Try this regular expression:

^[^A]*((AA)+[^A]*)*$

And if the As don’t need to be consecutive:

^[^A]*(A[^A]*A[^A]*)*$

Answer 3

First of all, note that /A*/ matches the empty string.

Secondly, there are some things that you just can't do with regular expressions. This'll be a lot easier if you just walk through the string and count up all occurences of the letter you're looking for.

Answer 4

'A*' means match any number of A's. Even 0.
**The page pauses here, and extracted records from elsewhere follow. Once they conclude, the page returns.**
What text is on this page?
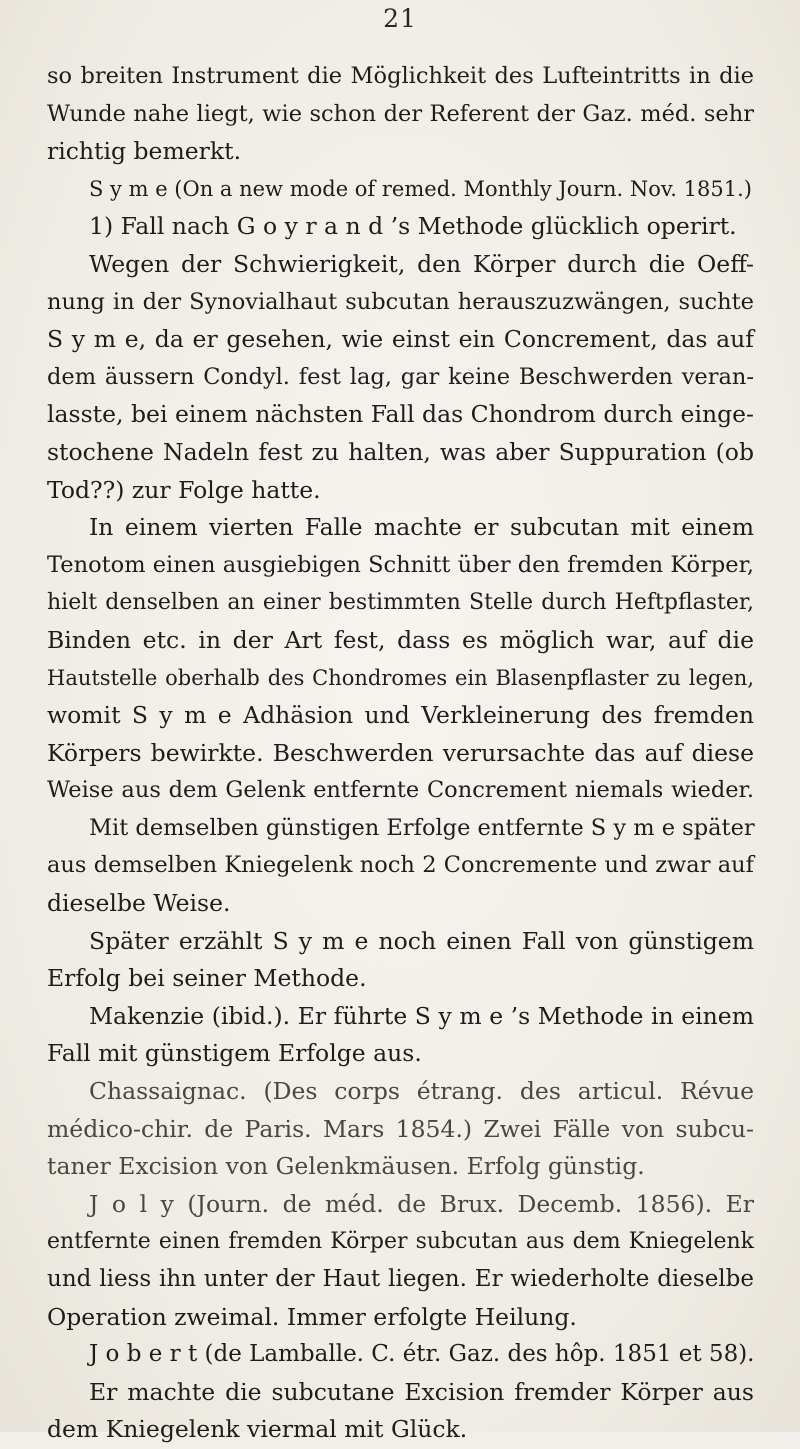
21
so breiten Instrument die Möglichkeit des Lufteintritts in die
Wunde nahe liegt, wie schon der Referent der Gaz. méd. sehr
richtig bemerkt.
S y m e (On a new mode of remed. Monthly Journ. Nov. 1851.)
1) Fall nach G o y r a n d ’s Methode glücklich operirt.
Wegen der Schwierigkeit, den Körper durch die Oeff-
nung in der Synovialhaut subcutan herauszuzwängen, suchte
S y m e, da er gesehen, wie einst ein Concrement, das auf
dem äussern Condyl. fest lag, gar keine Beschwerden veran-
lasste, bei einem nächsten Fall das Chondrom durch einge-
stochene Nadeln fest zu halten, was aber Suppuration (ob
Tod??) zur Folge hatte.
In einem vierten Falle machte er subcutan mit einem
Tenotom einen ausgiebigen Schnitt über den fremden Körper,
hielt denselben an einer bestimmten Stelle durch Heftpflaster,
Binden etc. in der Art fest, dass es möglich war, auf die
Hautstelle oberhalb des Chondromes ein Blasenpflaster zu legen,
womit S y m e Adhäsion und Verkleinerung des fremden
Körpers bewirkte. Beschwerden verursachte das auf diese
Weise aus dem Gelenk entfernte Concrement niemals wieder.
Mit demselben günstigen Erfolge entfernte S y m e später
aus demselben Kniegelenk noch 2 Concremente und zwar auf
dieselbe Weise.
Später erzählt S y m e noch einen Fall von günstigem
Erfolg bei seiner Methode.
Makenzie (ibid.). Er führte S y m e ’s Methode in einem
Fall mit günstigem Erfolge aus.
Chassaignac. (Des corps étrang. des articul. Révue
médico-chir. de Paris. Mars 1854.) Zwei Fälle von subcu-
taner Excision von Gelenkmäusen. Erfolg günstig.
J o l y (Journ. de méd. de Brux. Decemb. 1856). Er
entfernte einen fremden Körper subcutan aus dem Kniegelenk
und liess ihn unter der Haut liegen. Er wiederholte dieselbe
Operation zweimal. Immer erfolgte Heilung.
J o b e r t (de Lamballe. C. étr. Gaz. des hôp. 1851 et 58).
Er machte die subcutane Excision fremder Körper aus
dem Kniegelenk viermal mit Glück.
Here's how to match a string with an even number of a's, upper or lower:

re.compile(r'''
    ^
    [^a]*
    (
        (
            a[^a]*
        ){2}
    # if there must be at least 2 (not just 0), change the
    # '*' on the following line to '+'
    )* 
    $
    ''',re.IGNORECASE|re.VERBOSE)

You probably are using a as an example. If you want to match a specific character other than a, replace a with %s and then insert

[...]
$
'''%( other_char, other_char, other_char )
[...]

Answer 5

It's impossible to count arbitrarily using regular expressions. For example, making sure that you have matching parenthesis. To count you need 'memory' which requires something at least as strong as a pushdown automaton, although in this case you can use the regular expression that @Gumbo provided.

The suggestion to use finditeris the best workaround for the general case.

Answer 6

'*' means 0 or more occurences 'AA' should do the trick.

The question is if you want the thing to match 'AAA'. In that case you would have to do something like:

r = re.compile('(^|[^A])(AA)+(?!A)',)
r.search(p)

That would work for match even (and only even) number of'A'.

Now if you want to match 'if there is any even number of subsequent letters', this would do the trick:

re.compile(r'(.)\1')

However, this wouldn't exclude the 'odd' occurences. But it is not clear from your question if you really want that.

Update: This works for you test cases:

re.compile('^([^A]*)AA([^A]|AA)*$')